Lovell played both battery positions, but was a much better receiver, despite playing with sore knees for a while. In addition, she had an appendectomy that limited her to 55 games during the 1952 season. At age 28, though, her professional career came to an end — as was the case for all of the players in the league — as the curtain came down on the AAGPBL as it folded.

==Personal life==
Following her playing retirement, Lovell returned to Conneaut and married Harold Dowler in 1959. The couple lived a full, adventurous life together. Both played golf and bowling, raised German Shorthaired Pointers, and she also rode motorcycles. But in her later years, she was beset by a renal failure, which forced her to dialysis. Eventually, she suffered complications from diabetes.

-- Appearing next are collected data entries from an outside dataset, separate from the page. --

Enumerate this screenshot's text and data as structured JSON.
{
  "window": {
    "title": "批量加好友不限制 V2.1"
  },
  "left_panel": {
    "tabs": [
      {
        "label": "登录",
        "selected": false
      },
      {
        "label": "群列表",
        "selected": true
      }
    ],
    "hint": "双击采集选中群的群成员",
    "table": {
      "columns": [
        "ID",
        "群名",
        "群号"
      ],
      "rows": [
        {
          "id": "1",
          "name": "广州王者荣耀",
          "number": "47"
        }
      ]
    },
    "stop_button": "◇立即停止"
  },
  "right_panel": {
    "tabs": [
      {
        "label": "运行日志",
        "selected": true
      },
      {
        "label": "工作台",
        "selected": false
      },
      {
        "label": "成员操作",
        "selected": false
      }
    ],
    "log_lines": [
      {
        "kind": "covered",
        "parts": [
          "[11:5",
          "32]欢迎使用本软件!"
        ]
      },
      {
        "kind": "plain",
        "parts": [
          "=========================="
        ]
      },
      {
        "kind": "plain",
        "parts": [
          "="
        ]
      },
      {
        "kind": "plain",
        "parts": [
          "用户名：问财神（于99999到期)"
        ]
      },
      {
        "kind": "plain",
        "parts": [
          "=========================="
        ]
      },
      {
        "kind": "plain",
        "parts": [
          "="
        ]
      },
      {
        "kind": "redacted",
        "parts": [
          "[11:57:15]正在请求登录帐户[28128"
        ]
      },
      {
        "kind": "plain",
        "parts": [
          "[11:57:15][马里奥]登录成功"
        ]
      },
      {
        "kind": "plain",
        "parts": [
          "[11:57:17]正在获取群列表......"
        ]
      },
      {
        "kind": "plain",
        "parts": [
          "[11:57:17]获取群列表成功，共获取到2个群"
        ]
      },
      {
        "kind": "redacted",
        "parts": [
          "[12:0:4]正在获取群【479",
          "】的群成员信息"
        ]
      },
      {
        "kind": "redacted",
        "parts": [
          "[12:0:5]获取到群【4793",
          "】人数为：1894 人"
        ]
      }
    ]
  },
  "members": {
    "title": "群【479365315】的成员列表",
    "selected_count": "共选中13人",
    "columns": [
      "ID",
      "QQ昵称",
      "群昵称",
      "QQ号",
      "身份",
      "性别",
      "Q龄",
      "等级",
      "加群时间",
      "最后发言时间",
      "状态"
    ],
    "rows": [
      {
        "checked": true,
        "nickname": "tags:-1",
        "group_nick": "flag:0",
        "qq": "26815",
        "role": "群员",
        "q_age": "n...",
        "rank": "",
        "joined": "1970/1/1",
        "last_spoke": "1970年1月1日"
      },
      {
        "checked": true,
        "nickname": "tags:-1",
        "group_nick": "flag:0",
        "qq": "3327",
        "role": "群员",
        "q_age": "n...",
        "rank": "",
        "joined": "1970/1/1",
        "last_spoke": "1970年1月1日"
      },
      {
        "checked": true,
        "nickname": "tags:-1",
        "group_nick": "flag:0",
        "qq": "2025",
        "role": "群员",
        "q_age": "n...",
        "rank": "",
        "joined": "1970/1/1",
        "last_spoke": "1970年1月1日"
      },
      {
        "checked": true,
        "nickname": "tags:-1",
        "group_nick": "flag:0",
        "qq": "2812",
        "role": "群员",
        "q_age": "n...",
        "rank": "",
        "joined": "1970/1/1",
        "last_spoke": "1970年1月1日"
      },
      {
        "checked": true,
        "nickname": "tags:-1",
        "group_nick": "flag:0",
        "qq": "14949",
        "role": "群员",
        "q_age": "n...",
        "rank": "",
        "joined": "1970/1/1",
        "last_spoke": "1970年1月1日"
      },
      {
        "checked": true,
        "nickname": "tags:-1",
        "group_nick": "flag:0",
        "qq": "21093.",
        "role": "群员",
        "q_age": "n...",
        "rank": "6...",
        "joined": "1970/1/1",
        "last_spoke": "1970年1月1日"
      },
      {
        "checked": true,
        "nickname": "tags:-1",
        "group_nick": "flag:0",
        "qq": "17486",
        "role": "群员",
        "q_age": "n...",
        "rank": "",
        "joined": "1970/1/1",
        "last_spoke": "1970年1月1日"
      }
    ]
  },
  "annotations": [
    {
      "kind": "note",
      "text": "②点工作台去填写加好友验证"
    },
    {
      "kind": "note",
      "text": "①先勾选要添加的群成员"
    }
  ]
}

She died in Amboy, Ohio, at the age of 65, and is buried in Waterford Cemetery at Erie County, Pennsylvania.

==Regular season statistics==
Batting

| GP | AB | R | H | 2B | 3B | HR | RBI | SB | BB | SO | BA | OBP | SLG |
|---|---|---|---|---|---|---|---|---|---|---|---|---|---|
| 470 | 1376 | 174 | 315 | 39 | 6 | 25 | 174 | 11 | 140 | 131 | .229 | .300 | .321 |

Fielding

| PO | A | E | TC | DP | FA |
|---|---|---|---|---|---|
| 1376 | 253 | 77 | 1706 | 33 | .955 |

Pitching

| W | L | W-L% | ERA | GP | IP | H | R | ER | SO | BB |
|---|---|---|---|---|---|---|---|---|---|---|
| 3 | 10 | .231 | 4.18 | 18 | 113 | 103 | 83 | 52 | 17 | 60 |

==Postseason statistics==
Batting

| GP | AB | R | H | 2B | 3B | HR | RBI | SB | BA | SLG |
|---|---|---|---|---|---|---|---|---|---|---|
| 15 | 53 | 5 | 17 | 1 | 0 | 1 | 7 | 0 | .321 | .396 |

Fielding

| G | PO | A | E | TC | FA |
|---|---|---|---|---|---|
| 12 | 11 | 17 | 5 | 33 | .844 |

==Book excerpt==
- Author Susan E. Johnson, a sociology professor and devoted fan of the Rockford Peaches, wrote in her 1994 book When Women Played Hardball the next commentary: Jean ordered an arrangement of yellow roses with her catcher’s mitt inside of it, and when they closed the lid of her casket for the final time, her catcher’s mitt went inside with her.